Nei Codici, che aveva cominciato a scrivere quando si era trasferito all'età di
trent'anni a Milano alle dipendenze di Ludovico il Moro, non è infrequente trovare
errori. Ad esempio, moltiplicando 4096 per due, ottiene 8092 anziché 8192 (ma si
tratta certamente di una svista); altri sono più pesanti, come la semplificazione di
12/12 in 1/0; oppure, dovendo trovare la somma di 13/12 + 7/6 + 3/2 arriva al
risultato di 216/78, anziché 45/12, individuando nel numero 78, invece che nel 12,
il minimo comune multiplo delle tre frazioni; infine effettua la moltiplicazione 2/2
x 2/2 = 4/2, ottenendo 2 anziché 1.
Dopo qualche tempo anche il Pacioli si stabilì a Milano e conobbe Leonardo. Tra i
due si instaurò subito un clima di stima reciproca tanto che Leonardo usufruì delle
sue lezioni quando il frate fu incaricato dell'insegnamento della matematica
pubblicamente.
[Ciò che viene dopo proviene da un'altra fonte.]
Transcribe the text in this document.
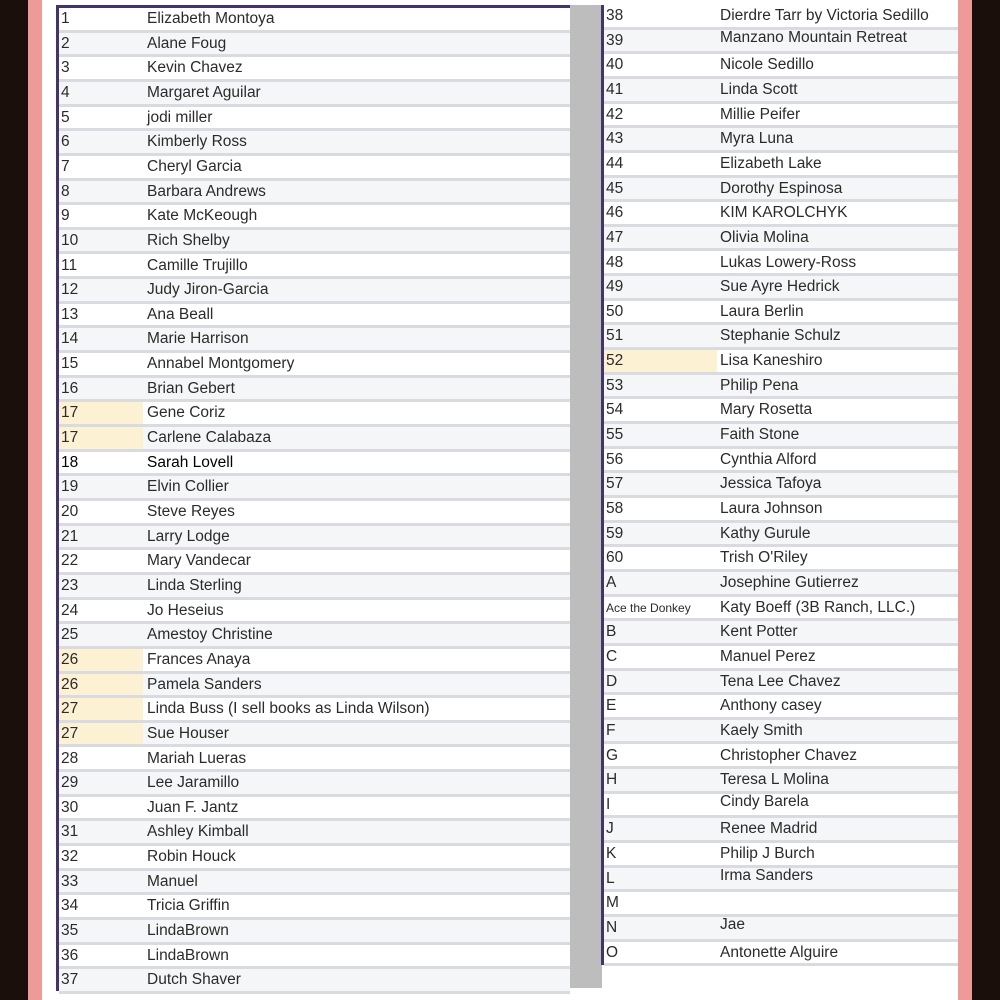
1	Elizabeth Montoya
2	Alane Foug
3	Kevin Chavez
4	Margaret Aguilar
5	jodi miller
6	Kimberly Ross
7	Cheryl Garcia
8	Barbara Andrews
9	Kate McKeough
10	Rich Shelby
11	Camille Trujillo
12	Judy Jiron-Garcia
13	Ana Beall
14	Marie Harrison
15	Annabel Montgomery
16	Brian Gebert
17	Gene Coriz
17	Carlene Calabaza
18	Sarah Lovell
19	Elvin Collier
20	Steve Reyes
21	Larry Lodge
22	Mary Vandecar
23	Linda Sterling
24	Jo Heseius
25	Amestoy Christine
26	Frances Anaya
26	Pamela Sanders
27	Linda Buss (I sell books as Linda Wilson)
27	Sue Houser
28	Mariah Lueras
29	Lee Jaramillo
30	Juan F. Jantz
31	Ashley Kimball
32	Robin Houck
33	Manuel
34	Tricia Griffin
35	LindaBrown
36	LindaBrown
37	Dutch Shaver
38	Dierdre Tarr by Victoria Sedillo
39	Manzano Mountain Retreat
40	Nicole Sedillo
41	Linda Scott
42	Millie Peifer
43	Myra Luna
44	Elizabeth Lake
45	Dorothy Espinosa
46	KIM KAROLCHYK
47	Olivia Molina
48	Lukas Lowery-Ross
49	Sue Ayre Hedrick
50	Laura Berlin
51	Stephanie Schulz
52	Lisa Kaneshiro
53	Philip Pena
54	Mary Rosetta
55	Faith Stone
56	Cynthia Alford
57	Jessica Tafoya
58	Laura Johnson
59	Kathy Gurule
60	Trish O'Riley
A	Josephine Gutierrez
Ace the Donkey	Katy Boeff (3B Ranch, LLC.)
B	Kent Potter
C	Manuel Perez
D	Tena Lee Chavez
E	Anthony casey
F	Kaely Smith
G	Christopher Chavez
H	Teresa L Molina
I	Cindy Barela
J	Renee Madrid
K	Philip J Burch
L	Irma Sanders
M
N	Jae
O	Antonette Alguire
Leonardo ne trasse grande giovamento e fu attratto soprattutto
dalla geometria e da alcune tipologie di problemi ad essa collegabili, che
presentavano un interesse anche da un punto di vista pittorico e architettonico.
Problemi ricorrenti negli appunti di Leonardo sono quelli legati allo studio delle
proporzioni esistenti tra le parti del corpo umano, degli animali e delle figure in
generale. Egli era fortemente attratto dalla cosiddetta sezione aurea (si divide un
segmento in due parti e si calcola la divisione tra la lunghezza dell'intero segmento
e la parte più lunga, poi la divisione tra il pezzo più lungo e il più corto; se il
risultato delle due divisioni è lo stesso, allora si dice che le due parti del segmento
sono in rapporto aureo tra di loro; se i due pezzi in cui è diviso il segmento aureo
vengono poi utilizzati come lunghezze dei lati di un rettangolo, questo viene detto
rettangolo aureo).
Secondo molti studiosi, Leonardo usò ripetutamente le misure auree (che il suo
maestro Pacioli chiamava la divina proporzione) nelle sue opere più famose. Ad
esempio, nell'Ultima Cena raffigurò Cristo al centro del dipinto e racchiuse in
rettangoli aurei il suo corpo, il tavolo e la stanza, nella quadro della Gioconda vi
racchiuse il viso di Monna Lisa e le parti del corpo che vanno da un gomito
all'altro. Secondo Dan Brown, l'autore del thriller Il Codice da Vinci, la sezione
aurea rappresenta la chiave di volta per comprendere la pittura di Leonardo.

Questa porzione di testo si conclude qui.